The relationship between wealth and democracy in the West would be apparent, but it is obscured by the fact that western countries because the high wealth and polyarchy values result in extreme bunching in the northwest quadrant of the graph. To deal with this issue, we could add the scales = "free"
argument to our plot.
ggplot(dem_summary_ctry, aes(x = gdp_pc, y = polyarchy)) +
geom_point() +
geom_smooth(method = "lm", linewidth = 1) +
facet_wrap(~ region, scales = "free") +
scale_x_log10(labels = scales::label_number(prefix = "$", suffix = "k")) +
labs(
x= "GDP per Capita",
y = "Polyarchy Score",
title = "Wealth and democracy, 1990 - present",
caption = "Source: V-Dem Institute"
)
But notice there is a bit of a tradeoff here. With the scales = free
option set, we now have separate axes for each of the plots. This is less of a clean look than having common x and y axes.
### Labeling points
Now let’s try drilling down into one of the regions to get a better sense of what countries are driving the relationship. To do this, we can filter our data set for a region that we are interested in and then add country labels to the points in the scatter plot. Here we are going to filter for “Asia” and we will ad a geom_text()
call to add country labels. In the geom_text()
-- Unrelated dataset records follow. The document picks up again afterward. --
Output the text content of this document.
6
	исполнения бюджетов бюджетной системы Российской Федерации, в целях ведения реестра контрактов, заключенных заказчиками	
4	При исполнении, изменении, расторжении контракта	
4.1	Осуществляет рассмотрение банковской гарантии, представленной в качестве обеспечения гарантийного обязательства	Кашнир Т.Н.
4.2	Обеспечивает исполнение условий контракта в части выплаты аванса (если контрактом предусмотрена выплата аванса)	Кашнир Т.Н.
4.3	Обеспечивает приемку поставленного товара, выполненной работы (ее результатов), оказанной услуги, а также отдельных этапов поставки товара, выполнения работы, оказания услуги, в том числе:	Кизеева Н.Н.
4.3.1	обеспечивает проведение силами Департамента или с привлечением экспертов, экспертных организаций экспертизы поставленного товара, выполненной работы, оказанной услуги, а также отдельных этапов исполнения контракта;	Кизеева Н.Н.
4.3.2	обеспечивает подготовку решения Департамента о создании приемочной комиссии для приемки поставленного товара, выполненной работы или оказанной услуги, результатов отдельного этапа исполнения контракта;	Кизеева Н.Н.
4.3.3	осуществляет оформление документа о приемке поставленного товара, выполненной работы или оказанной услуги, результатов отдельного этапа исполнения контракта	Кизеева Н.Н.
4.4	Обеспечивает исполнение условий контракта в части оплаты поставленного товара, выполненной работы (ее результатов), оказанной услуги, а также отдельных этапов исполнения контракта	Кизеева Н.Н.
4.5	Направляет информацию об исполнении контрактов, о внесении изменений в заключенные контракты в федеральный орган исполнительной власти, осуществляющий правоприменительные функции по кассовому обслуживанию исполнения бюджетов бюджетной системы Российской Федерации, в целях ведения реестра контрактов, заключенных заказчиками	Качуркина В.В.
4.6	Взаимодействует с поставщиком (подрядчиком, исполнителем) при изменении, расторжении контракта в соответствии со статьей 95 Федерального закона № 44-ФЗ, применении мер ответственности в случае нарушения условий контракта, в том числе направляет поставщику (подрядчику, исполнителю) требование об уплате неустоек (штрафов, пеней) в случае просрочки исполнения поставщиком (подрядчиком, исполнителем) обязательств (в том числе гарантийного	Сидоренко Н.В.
call we include arguments for size
and vjust
to adjust the size and vertical location of the labels relative to the points.
dem_summary_ctry |>
filter(region == "Asia") |>
ggplot(aes(x = gdp_pc, y = polyarchy)) +
geom_point() +
geom_text(aes(label = country), size = 2, vjust = 2) +
geom_smooth(method = "lm", linewidth = 1) +
scale_x_log10(labels = scales::label_number(prefix = "$", suffix = "k")) +
labs(
x= "GDP Per Capita",
y = "Polyarchy Score",
title = "Wealth and democracy in Asia, 1990 - present",
caption = "Source: V-Dem Institute"
)